Research & Papers

DDAP lets non-AI scientists build production pipelines via LLM guidance

A 4-stage framework turns research intent into implementable AI code without expert knowledge.

Deep Dive

Building AI pipelines typically requires deep expertise in data preprocessing, model selection, hyperparameter tuning, and deployment. This creates a barrier for domain scientists—biologists, doctors, or agronomists—who need AI but lack software engineering backgrounds. DDAP (Domain-Driven Adaptable AI Pipelines) directly addresses this gap. The framework guides users through four structured stages: (1) problem definition, where the user describes their goal in natural language; (2) compute environment specification, where resource constraints are set; (3) pipeline generation, where the LLM proposes a complete ML workflow; and (4) code generation, producing executable scripts. Crucially, the user remains in the loop at every decision point, ensuring the pipeline matches their domain intent.

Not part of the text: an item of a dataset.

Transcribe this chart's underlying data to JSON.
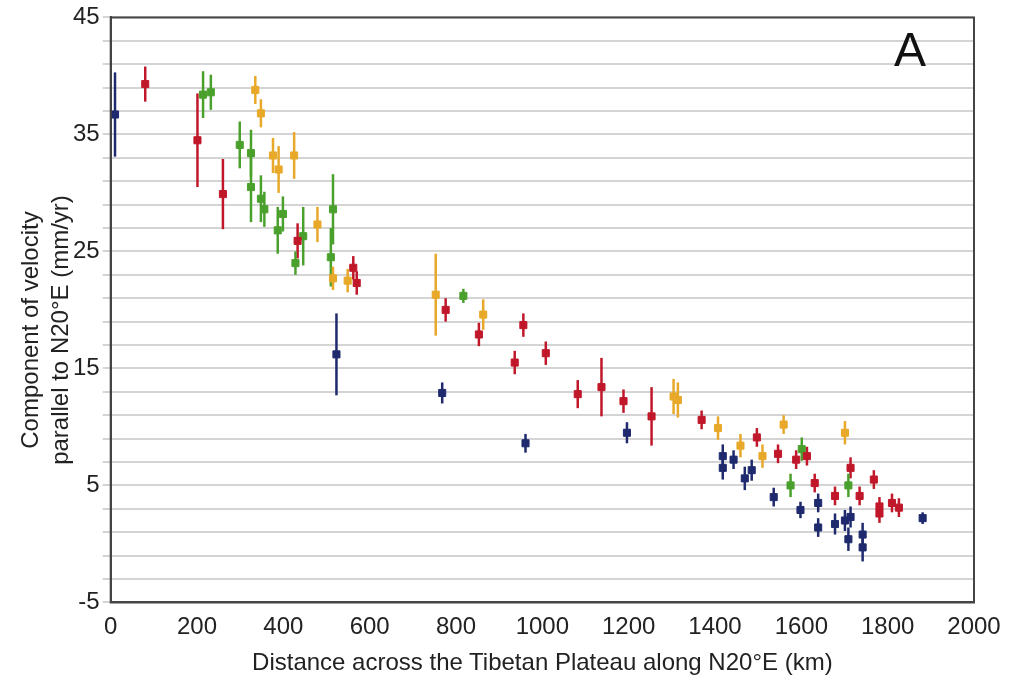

The researchers evaluated DDAP across multiple real-world datasets from business, biology, and health science domains, comparing its output pipelines to those developed by AI experts. Results show DDAP's models achieve competitive performance in regression and classification tasks—often within 5% of expert baselines—while requiring no coding from the user. The one notable weakness was text-based clustering, where domain-specific linguistic nuances still challenge the LLM-driven approach. Nonetheless, the work demonstrates that a controlled agentic framework can dramatically lower the barrier to high-quality AI adoption for non-expert scientists, paving the way for broader scientific AI use.

Key Points
  • DDAP uses a 4-stage workflow: problem definition, environment specification, pipeline generation, and code generation.
  • Tested on business, biology, and health science datasets; pipelines matched expert performance within 5% on most tasks.
  • Text clustering remains a weakness—performance lagged significantly behind expert baselines in those tasks.

Why It Matters

Democratizes AI pipeline creation for domain experts without coding, accelerating research across medicine, agriculture, and social sciences.